Abstract

Converted-wave amplitude versus offset (AVO) behavior may be fit with a cubic relationship between reflection coefficient and ray parameter. Attributes extracted using this form can be directly related to elastic parameters with low-contrast or high-contrast approximations to the Zoeppritz equations. The high-contrast approximation has the advantage of greater accuracy; the low-contrast approximation is analytically simpler.

The two coefficients of the low-contrast approximation are a function of the average ratio of compressional-to-shear-wave velocity (α/β) and the fractional changes in S-wave velocity and density (Δβ/β and Δρ/ρ).
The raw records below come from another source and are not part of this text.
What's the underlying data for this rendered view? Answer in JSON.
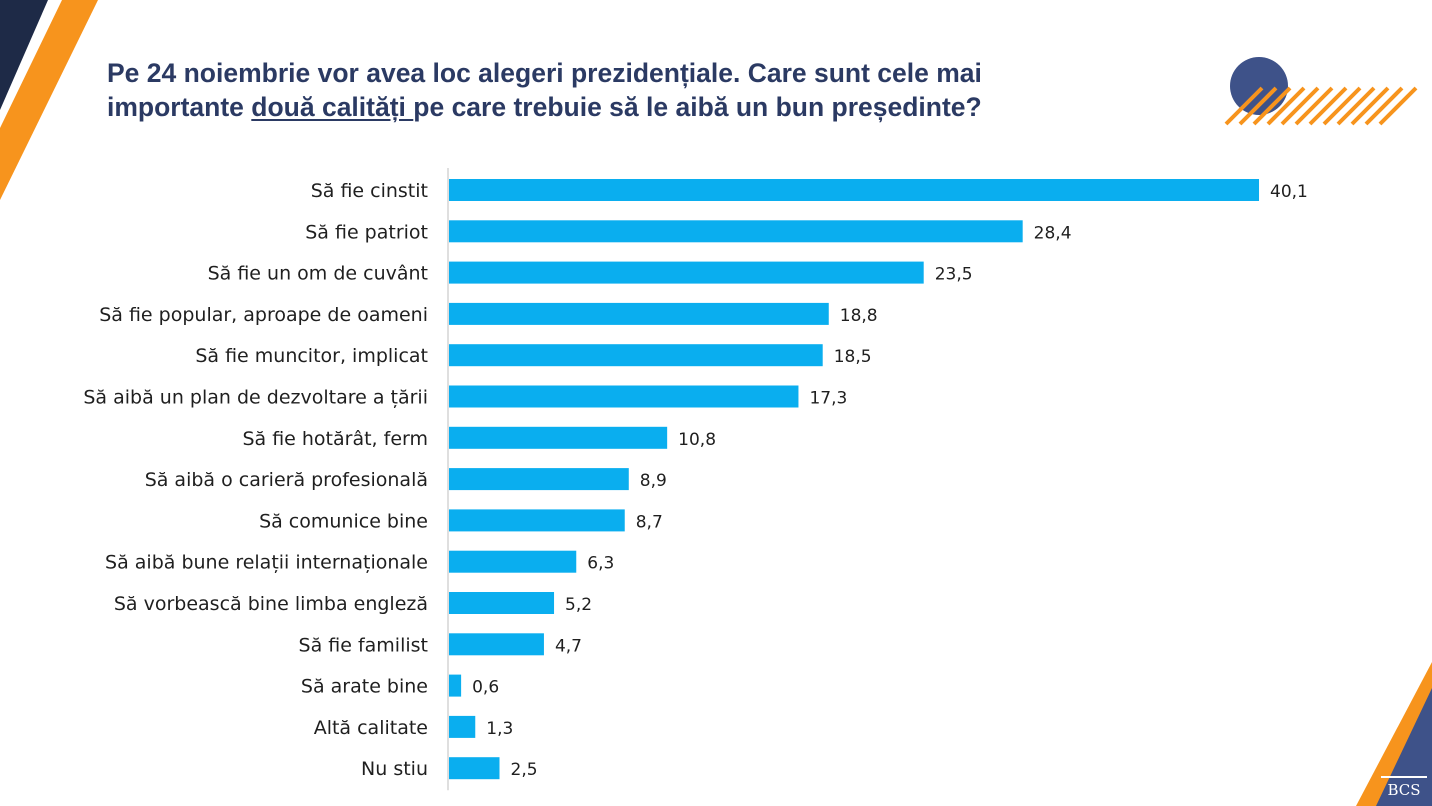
{
  "title": {
    "line1": "Pe 24 noiembrie vor avea loc alegeri prezidențiale. Care sunt cele mai",
    "line2_before": "importante ",
    "line2_underlined": "două calități ",
    "line2_after": "pe care trebuie să le aibă un bun președinte?"
  },
  "brand": {
    "logo_text": "BCS"
  },
  "colors": {
    "bar": "#0aaeef",
    "title": "#2b3a63",
    "navy": "#1e2a47",
    "orange": "#f7941d",
    "circle": "#3e5289"
  },
  "chart_data": {
    "type": "bar",
    "orientation": "horizontal",
    "title": "Pe 24 noiembrie vor avea loc alegeri prezidențiale. Care sunt cele mai importante două calități pe care trebuie să le aibă un bun președinte?",
    "categories": [
      "Să fie cinstit",
      "Să fie patriot",
      "Să fie un om de cuvânt",
      "Să fie popular, aproape de oameni",
      "Să fie muncitor, implicat",
      "Să aibă un plan de dezvoltare a țării",
      "Să fie hotărât, ferm",
      "Să aibă o carieră profesională",
      "Să comunice bine",
      "Să aibă bune relații internaționale",
      "Să vorbească bine limba engleză",
      "Să fie familist",
      "Să arate bine",
      "Altă calitate",
      "Nu stiu"
    ],
    "values": [
      40.1,
      28.4,
      23.5,
      18.8,
      18.5,
      17.3,
      10.8,
      8.9,
      8.7,
      6.3,
      5.2,
      4.7,
      0.6,
      1.3,
      2.5
    ],
    "value_labels": [
      "40,1",
      "28,4",
      "23,5",
      "18,8",
      "18,5",
      "17,3",
      "10,8",
      "8,9",
      "8,7",
      "6,3",
      "5,2",
      "4,7",
      "0,6",
      "1,3",
      "2,5"
    ],
    "xlim": [
      0,
      40.1
    ],
    "xlabel": "",
    "ylabel": "",
    "grid": false,
    "legend": "none"
  }
}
Because of its simplicity, the low-contrast approximation is subject to errors, particularly for large positive contrasts in P-wave velocity associated with negative contrasts in S-wave velocity. However, for incidence angles up to 40° and models confined to |Δβ/β| < 0.25, the errors in both coefficients are relatively small.
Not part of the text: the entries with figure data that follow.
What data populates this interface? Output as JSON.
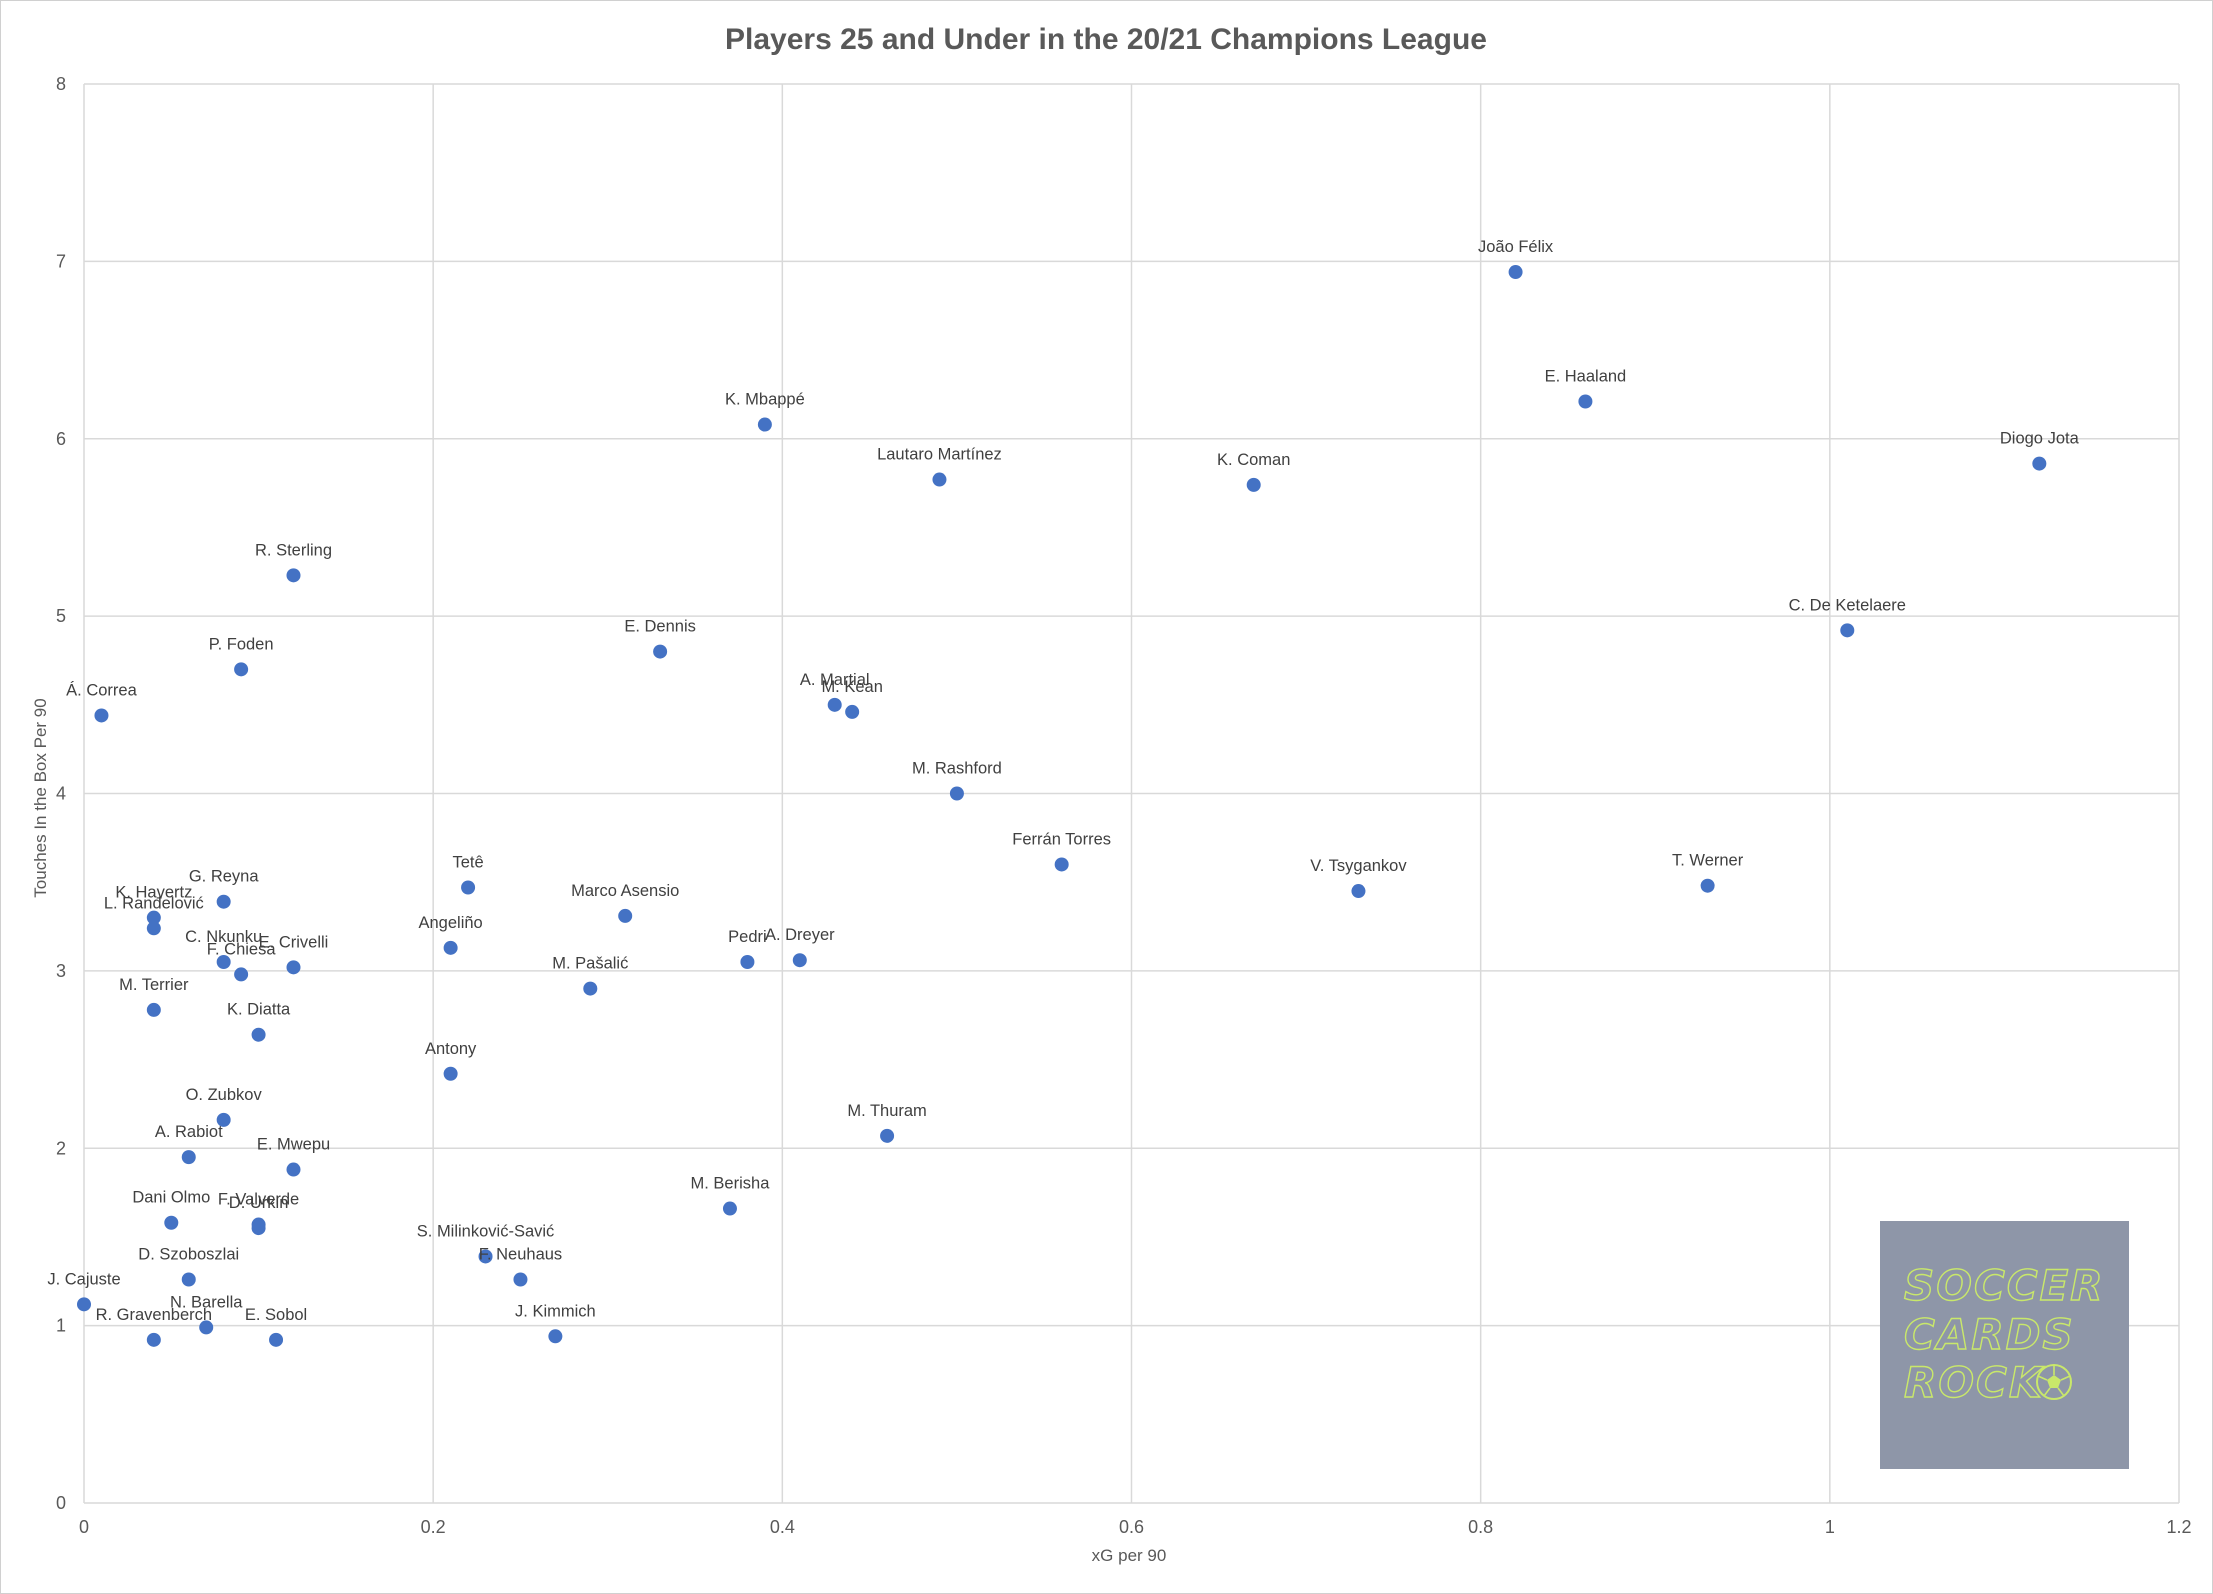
{
  "colors": {
    "marker": "#4472c4",
    "grid": "#d9d9d9",
    "text": "#595959",
    "logo_bg": "#8e96a8",
    "logo_text": "#c9e86a"
  },
  "logo": {
    "lines": [
      "SOCCER",
      "CARDS",
      "ROCK"
    ],
    "icon": "soccer-ball-icon"
  },
  "chart_data": {
    "type": "scatter",
    "title": "Players 25 and Under in the 20/21 Champions League",
    "xlabel": "xG per 90",
    "ylabel": "Touches In the Box Per 90",
    "xlim": [
      0,
      1.2
    ],
    "ylim": [
      0,
      8
    ],
    "xticks": [
      "0",
      "0.2",
      "0.4",
      "0.6",
      "0.8",
      "1",
      "1.2"
    ],
    "yticks": [
      "0",
      "1",
      "2",
      "3",
      "4",
      "5",
      "6",
      "7",
      "8"
    ],
    "grid": true,
    "points": [
      {
        "label": "João Félix",
        "x": 0.82,
        "y": 6.94
      },
      {
        "label": "E. Haaland",
        "x": 0.86,
        "y": 6.21
      },
      {
        "label": "Diogo Jota",
        "x": 1.12,
        "y": 5.86
      },
      {
        "label": "K. Mbappé",
        "x": 0.39,
        "y": 6.08
      },
      {
        "label": "Lautaro Martínez",
        "x": 0.49,
        "y": 5.77
      },
      {
        "label": "K. Coman",
        "x": 0.67,
        "y": 5.74
      },
      {
        "label": "R. Sterling",
        "x": 0.12,
        "y": 5.23
      },
      {
        "label": "C. De Ketelaere",
        "x": 1.01,
        "y": 4.92
      },
      {
        "label": "E. Dennis",
        "x": 0.33,
        "y": 4.8
      },
      {
        "label": "P. Foden",
        "x": 0.09,
        "y": 4.7
      },
      {
        "label": "Á. Correa",
        "x": 0.01,
        "y": 4.44
      },
      {
        "label": "A. Martial",
        "x": 0.43,
        "y": 4.5
      },
      {
        "label": "M. Kean",
        "x": 0.44,
        "y": 4.46
      },
      {
        "label": "M. Rashford",
        "x": 0.5,
        "y": 4.0
      },
      {
        "label": "Ferrán Torres",
        "x": 0.56,
        "y": 3.6
      },
      {
        "label": "V. Tsygankov",
        "x": 0.73,
        "y": 3.45
      },
      {
        "label": "T. Werner",
        "x": 0.93,
        "y": 3.48
      },
      {
        "label": "Tetê",
        "x": 0.22,
        "y": 3.47
      },
      {
        "label": "G. Reyna",
        "x": 0.08,
        "y": 3.39
      },
      {
        "label": "K. Havertz",
        "x": 0.04,
        "y": 3.3
      },
      {
        "label": "L. Ranđelović",
        "x": 0.04,
        "y": 3.24
      },
      {
        "label": "Marco Asensio",
        "x": 0.31,
        "y": 3.31
      },
      {
        "label": "Angeliño",
        "x": 0.21,
        "y": 3.13
      },
      {
        "label": "C. Nkunku",
        "x": 0.08,
        "y": 3.05
      },
      {
        "label": "F. Chiesa",
        "x": 0.09,
        "y": 2.98
      },
      {
        "label": "E. Crivelli",
        "x": 0.12,
        "y": 3.02
      },
      {
        "label": "Pedri",
        "x": 0.38,
        "y": 3.05
      },
      {
        "label": "A. Dreyer",
        "x": 0.41,
        "y": 3.06
      },
      {
        "label": "M. Pašalić",
        "x": 0.29,
        "y": 2.9
      },
      {
        "label": "M. Terrier",
        "x": 0.04,
        "y": 2.78
      },
      {
        "label": "K. Diatta",
        "x": 0.1,
        "y": 2.64
      },
      {
        "label": "Antony",
        "x": 0.21,
        "y": 2.42
      },
      {
        "label": "O. Zubkov",
        "x": 0.08,
        "y": 2.16
      },
      {
        "label": "M. Thuram",
        "x": 0.46,
        "y": 2.07
      },
      {
        "label": "A. Rabiot",
        "x": 0.06,
        "y": 1.95
      },
      {
        "label": "E. Mwepu",
        "x": 0.12,
        "y": 1.88
      },
      {
        "label": "M. Berisha",
        "x": 0.37,
        "y": 1.66
      },
      {
        "label": "Dani Olmo",
        "x": 0.05,
        "y": 1.58
      },
      {
        "label": "F. Valverde",
        "x": 0.1,
        "y": 1.57
      },
      {
        "label": "D. Urkin",
        "x": 0.1,
        "y": 1.55
      },
      {
        "label": "S. Milinković-Savić",
        "x": 0.23,
        "y": 1.39
      },
      {
        "label": "F. Neuhaus",
        "x": 0.25,
        "y": 1.26
      },
      {
        "label": "D. Szoboszlai",
        "x": 0.06,
        "y": 1.26
      },
      {
        "label": "J. Cajuste",
        "x": 0.0,
        "y": 1.12
      },
      {
        "label": "N. Barella",
        "x": 0.07,
        "y": 0.99
      },
      {
        "label": "R. Gravenberch",
        "x": 0.04,
        "y": 0.92
      },
      {
        "label": "E. Sobol",
        "x": 0.11,
        "y": 0.92
      },
      {
        "label": "J. Kimmich",
        "x": 0.27,
        "y": 0.94
      }
    ]
  }
}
Converted-wave AVO crossplotting of the coefficients of the low-contrast approximation is a useful interpretation technique. The background trend in this case has a negative slope and an intercept proportional to the α/β ratio and the fractional change in S-wave velocity. For constant α/β ratio, an attribute trace formed by the weighted sum of the coefficients of the low-contrast approximation provides useful estimates of the fractional change in S-wave velocity and density. Using synthetic examples, we investigate the sensitivity of these parameters to random noise.

Integrated P-wave and converted-wave analysis may improve estimation of rock properties by combining extracted attributes to yield fractional contrasts in P-wave and S-wave velocities and density. Together, these parameters may provide improved direct hydrocarbon indication and can potentially be used to identify anomalies caused by low gas saturations.